Si mettono a punto gli ultimi dettagli per il rientro in classe degli studenti dopo il lockdown per la pandemia di Covid-19. Mancano ancora aule per evitare il sovraffolamento. I medici: si rischia una nuova ondata di contagi, se la sorveglianza non aumenta. Un articolo di Alessandro Guarasci pubblicato su Vatican News.

 

scuola studenti ragazzi

 

La chiusura della scuole, cosi’ come le altre misure di lockdown, hanno ridotto il numero di contatti e quindi la trasmissione del virus del Covid-19. Ma ora, con la riapertura il 14 settembre, vanno messe a punto una serie di azioni che evitino nuovi contagi, soprattutto tra i giovani studenti, che sono spesso asintomatici. Il ministro della Salute Roberto Speranza, in un incontro con Oms Europa, chiede di pianificare lezioni on line in caso di chiusure, facendo massima attenzione a chi dovesse manifestare i sintomi del coronavirus. Intanto le scuole paritarie d’ispirazione cattolica ribadiscono che sono disposte a fornire i loro spazi per evitare il sovraffollamento delle classi.

L’Agidae: troppa incertezza, noi pronti

Padre Francesco Ciccimara, presidente dell’Agidae, l’Associazione Gestori Istituti Dipendenti dall’Autorità Ecclesiastica, dice che “tutte le scuole paritarie in Italia hanno dato disponibilità per i loro ambienti nei confronti alla scuola statale che ne avesse bisogno. La disponibilità è stata data a livello nazionale, a livello di regione, di singole istituzioni scolastiche e so per certo che alcuni sindaci hanno direttamente contattato gli istituti. Tutto il mondo della scuola paritaria si è mosso, in qualche modo in sintonia, per condividere con la scuola statale quelli che sono i problemi del momento. Proprio questa mattina mi hanno chiamato alcune scuole della Campania e anche del Lazio. Io ho trasmesso al Ministero alcuni indirizzi per qualche migliaio di studenti, però non ho risposte in materia. Il tema del momento è che c’è ancora incertezza: se si apre, non si apre, quando si apre. Noi come scuole paritarie, siamo pronti con il 14 settembre. Sento però che alcune regioni hanno rinviato di una settimana, come Calabria e Puglia. Tutto questo genera un po’ di confusione”.

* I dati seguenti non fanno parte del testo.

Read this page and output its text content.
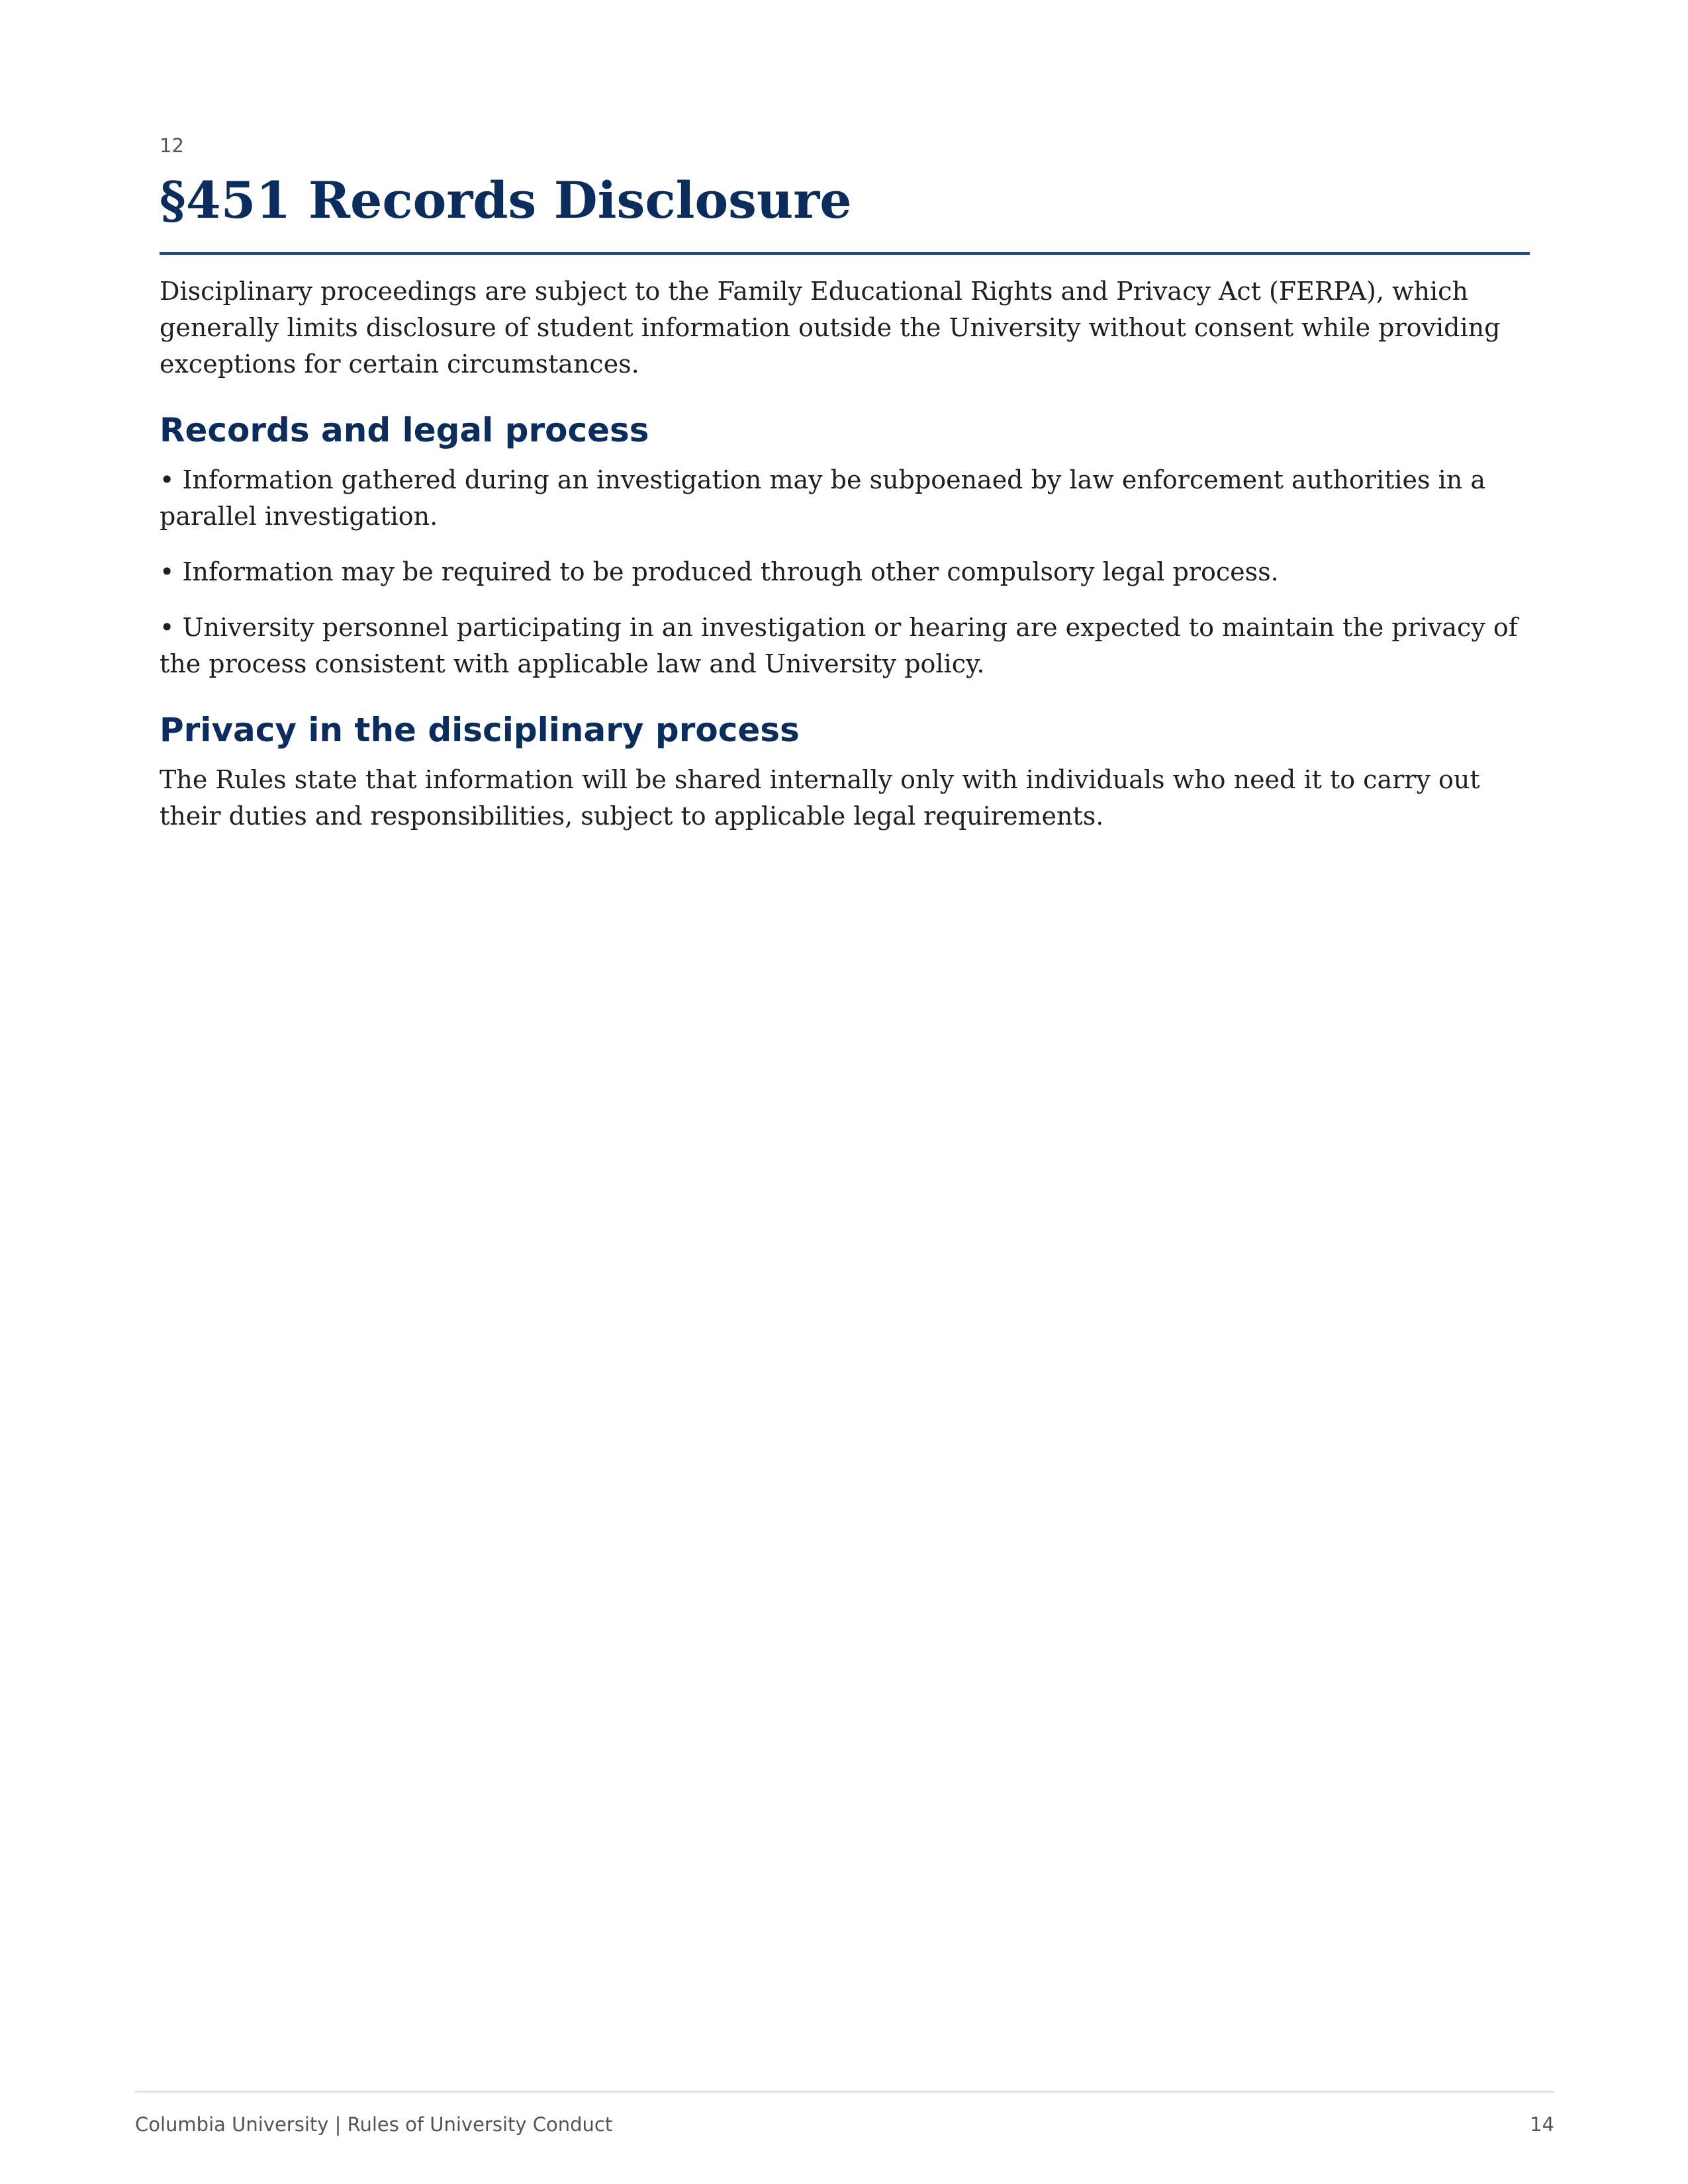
12
§451 Records Disclosure

Disciplinary proceedings are subject to the Family Educational Rights and Privacy Act (FERPA), which generally limits disclosure of student information outside the University without consent while providing exceptions for certain circumstances.

Records and legal process

• Information gathered during an investigation may be subpoenaed by law enforcement authorities in a parallel investigation.

• Information may be required to be produced through other compulsory legal process.

• University personnel participating in an investigation or hearing are expected to maintain the privacy of the process consistent with applicable law and University policy.

Privacy in the disciplinary process

The Rules state that information will be shared internally only with individuals who need it to carry out their duties and responsibilities, subject to applicable legal requirements.

Columbia University | Rules of University Conduct	14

I medici: massima vigilanza altrimenti seconda ondata di contagi

La Societa’ Italiana di Medicina Generale e delle Cure Primarie (Simg), comunica che “è documentato da studi proiettivi che se non si adottano tempestivamente misure preventive la riapertura delle Scuole potra’ essere corresponsabile di una seconda ondata di infezioni da Covid, attesa verso il mese di dicembre 2020″. Per questo il presidente Cricelli, a nome di tutta la Simg, ha avanzato una serie di proposte, rivolte al ministro della Salute Speranza, per garantire una stabile riapertura e prosecuzione delle attivita’ educative del Paese. Dunque, essenzialmente, test sierologici in merito al coronavirus sul personale che lavora a scuola, e un più stretto contatto con le ASL. 

Per il presidente Mattarella la scuola è risorsa decisiva per il Paese

Il presidente Sergio Mattarella, per 150 anni dalla nascita di Maria Montessori, ha detto che “la comunità della scuola è risorsa decisiva per il futuro della comunità nazionale, proprio in quanto veicolo insostituibile di socialità per i bambini e i ragazzi: ne comprendiamo ancor più l’importanza dopo le chiusure imposte dalla pandemia. Esempi come quello di Maria Montessori esortano ad affrontare efficacemente le responsabilità di questo momento difficile”.